By Christopher Skinner
Executive Committee Member, Submarine Institute of Australia
Jon Stanford’s media commentary continues his earlier thesis that we cannot afford the future submarine program (FSP) and questions its relevance to Australia’s geo-strategic posture. In contrast to this view are the continuing activities of most other important nations in the Indo-Pacific region, which are acquiring submarine capability by a variety of approaches.
However, the most fundamental issue to be set right is the current Collins-class submarines, acknowledged as the most potent conventional submarines anywhere, even if it has been a difficult process to achieve this excellent state. Commitment to further enhance these assets over their significant remaining pressure hull life provides the time to design and plan their successors with world-class designer, builder and systems integrators.
Mr Stanford is qualified to address the more important questions on value-for-money of the FSP, yet he chooses to consider only the lump-sum costs, when we should be considering cost-of-ownership over the life of the capability assets and their dedicated infrastructure – as does any multi-national resources company. On that basis, the FSP is affordable and excellent value to achieve what has been acknowledged is Australia’s only strategic deterrent capability – causing any reckless nation to think twice about interfering with Australia’s economic lifelines and other national interests.

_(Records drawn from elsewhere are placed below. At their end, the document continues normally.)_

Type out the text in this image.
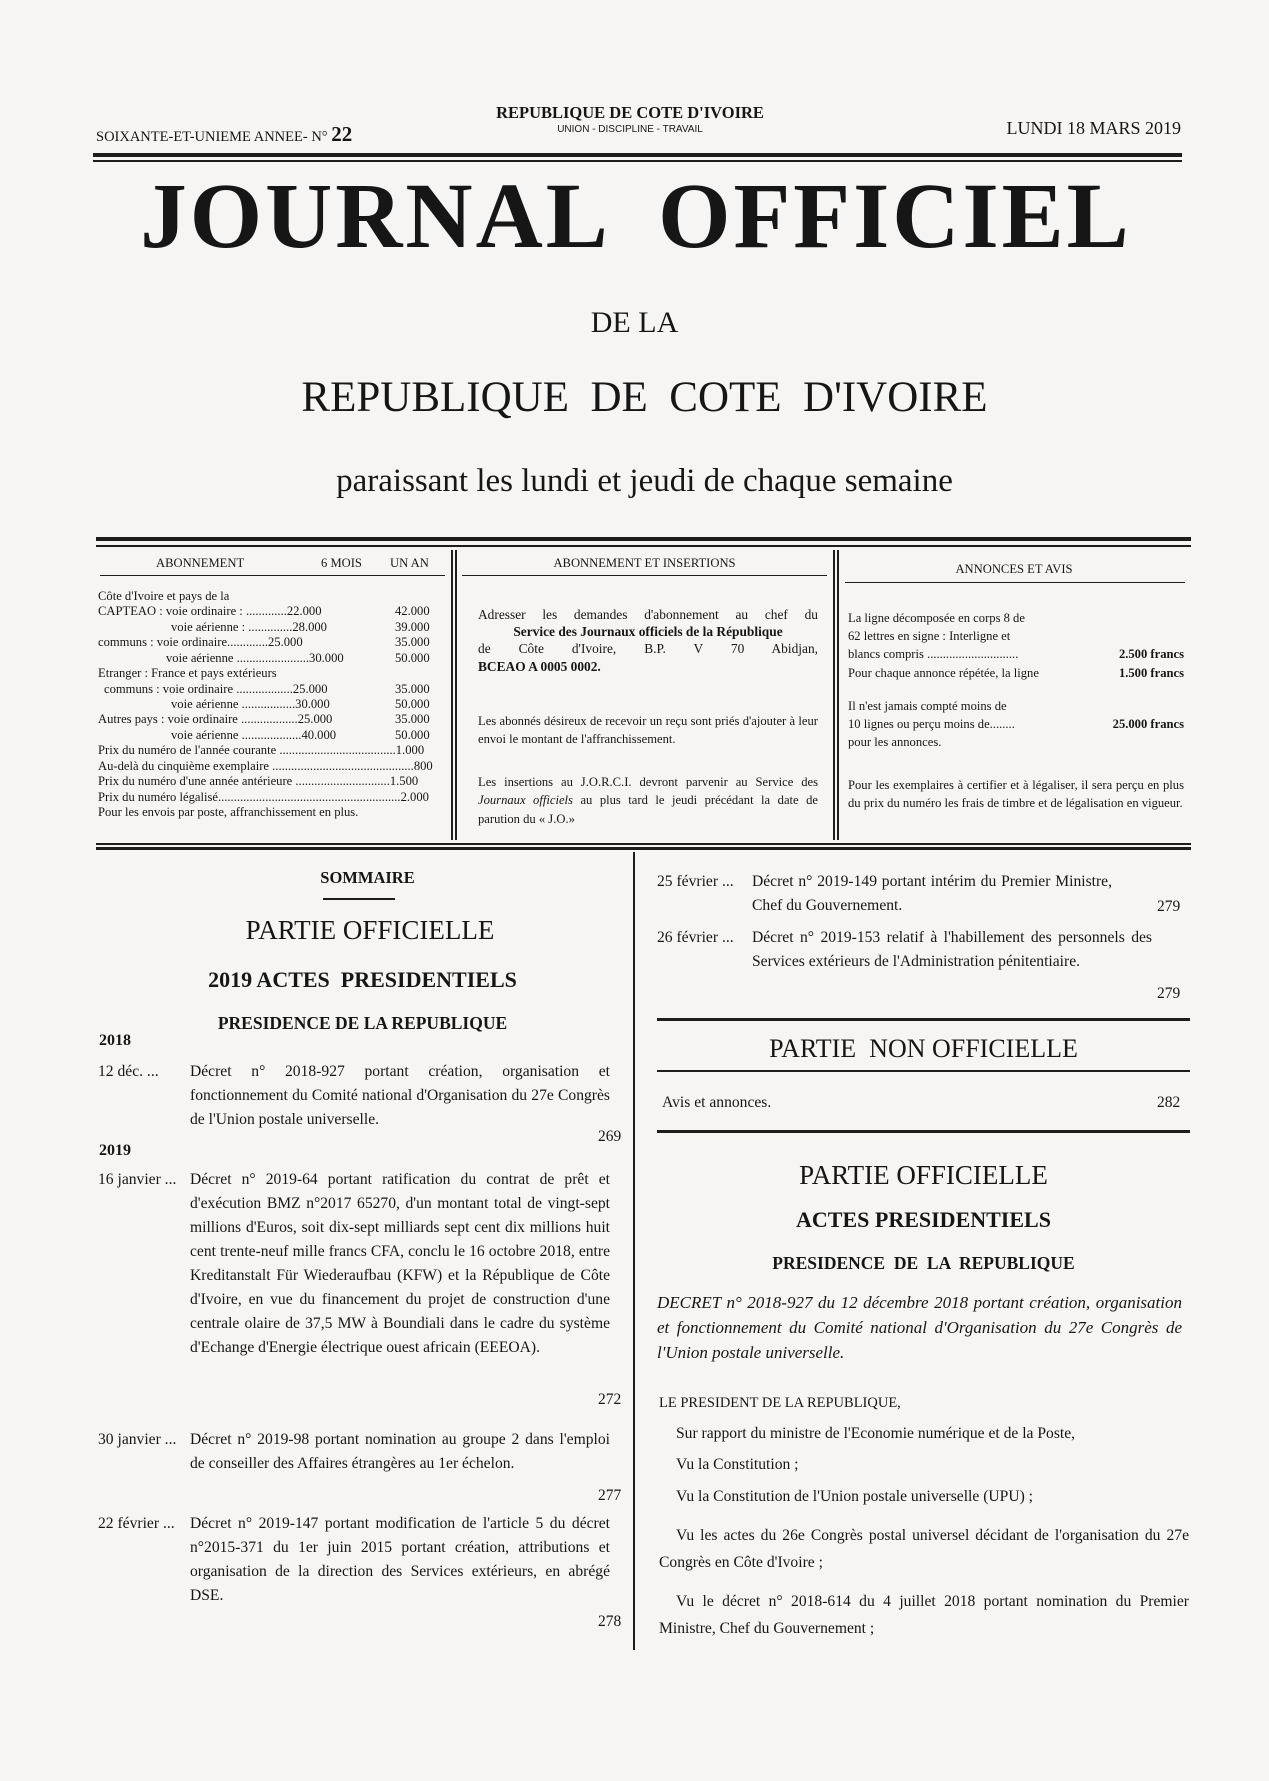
SOIXANTE-ET-UNIEME ANNEE- N° 22
REPUBLIQUE DE COTE D'IVOIRE
UNION - DISCIPLINE - TRAVAIL	LUNDI 18 MARS 2019
JOURNAL  OFFICIEL
DE LA
REPUBLIQUE  DE  COTE  D'IVOIRE
paraissant les lundi et jeudi de chaque semaine
ABONNEMENT	6 MOIS UN AN
Côte d'Ivoire et pays de la
CAPTEAO : voie ordinaire : .............22.000	42.000
voie aérienne : ..............28.000	39.000
communs : voie ordinaire.............25.000	35.000
voie aérienne .......................30.000	50.000
Etranger : France et pays extérieurs
communs : voie ordinaire ..................25.000	35.000
voie aérienne .................30.000	50.000
Autres pays : voie ordinaire ..................25.000	35.000
voie aérienne ...................40.000	50.000
Prix du numéro de l'année courante .....................................1.000
Au-delà du cinquième exemplaire .............................................800
Prix du numéro d'une année antérieure ..............................1.500
Prix du numéro légalisé..........................................................2.000
Pour les envois par poste, affranchissement en plus.
ABONNEMENT ET INSERTIONS
Adresser les demandes d'abonnement au chef du
Service des Journaux officiels de la République
de Côte d'Ivoire, B.P. V 70 Abidjan,
BCEAO A 0005 0002.
Les abonnés désireux de recevoir un reçu sont priés d'ajouter à leur envoi le montant de l'affranchissement.
Les insertions au J.O.R.C.I. devront parvenir au Service des Journaux officiels au plus tard le jeudi précédant la date de parution du « J.O.»
ANNONCES ET AVIS
La ligne décomposée en corps 8 de
62 lettres en signe : Interligne et
blancs compris .............................	2.500 francs
Pour chaque annonce répétée, la ligne	1.500 francs
Il n'est jamais compté moins de
10 lignes ou perçu moins de........	25.000 francs
pour les annonces.
Pour les exemplaires à certifier et à légaliser, il sera perçu en plus du prix du numéro les frais de timbre et de légalisation en vigueur.
SOMMAIRE
PARTIE OFFICIELLE
2019 ACTES  PRESIDENTIELS
PRESIDENCE DE LA REPUBLIQUE
2018
12 déc. ... Décret n° 2018-927 portant création, organisation et fonctionnement du Comité national d'Organisation du 27e Congrès de l'Union postale universelle.
269
2019
16 janvier ... Décret n° 2019-64 portant ratification du contrat de prêt et d'exécution BMZ n°2017 65270, d'un montant total de vingt-sept millions d'Euros, soit dix-sept milliards sept cent dix millions huit cent trente-neuf mille francs CFA, conclu le 16 octobre 2018, entre Kreditanstalt Für Wiederaufbau (KFW) et la République de Côte d'Ivoire, en vue du financement du projet de construction d'une centrale olaire de 37,5 MW à Boundiali dans le cadre du système d'Echange d'Energie électrique ouest africain (EEEOA).
272
30 janvier ... Décret n° 2019-98 portant nomination au groupe 2 dans l'emploi de conseiller des Affaires étrangères au 1er échelon.
277
22 février ... Décret n° 2019-147 portant modification de l'article 5 du décret n°2015-371 du 1er juin 2015 portant création, attributions et organisation de la direction des Services extérieurs, en abrégé DSE.
278
25 février ... Décret n° 2019-149 portant intérim du Premier Ministre, Chef du Gouvernement.	279
26 février ... Décret n° 2019-153 relatif à l'habillement des personnels des Services extérieurs de l'Administration pénitentiaire.
279
PARTIE  NON OFFICIELLE
Avis et annonces.	282
PARTIE OFFICIELLE
ACTES PRESIDENTIELS
PRESIDENCE  DE  LA  REPUBLIQUE
DECRET n° 2018-927 du 12 décembre 2018 portant création, organisation et fonctionnement du Comité national d'Organisation du 27e Congrès de l'Union postale universelle.
LE PRESIDENT DE LA REPUBLIQUE,
Sur rapport du ministre de l'Economie numérique et de la Poste,
Vu la Constitution ;
Vu la Constitution de l'Union postale universelle (UPU) ;
Vu les actes du 26e Congrès postal universel décidant de l'organisation du 27e Congrès en Côte d'Ivoire ;
Vu le décret n° 2018-614 du 4 juillet 2018 portant nomination du Premier Ministre, Chef du Gouvernement ;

Finally, the FSP will cover a period of unprecedented geo-political change in our region and we must exercise self-reliance in our diplomatic and defence posture to influence change in our best interests. The FSP clearly does that and at the same time, it covers a period when Australia will probably go through a challenging process of acceptance that nuclear power is unavoidable to achieve reliable, affordable and accessible energy for the community. In the same period, we will address nuclear propulsion for the submarines that come after the FSP.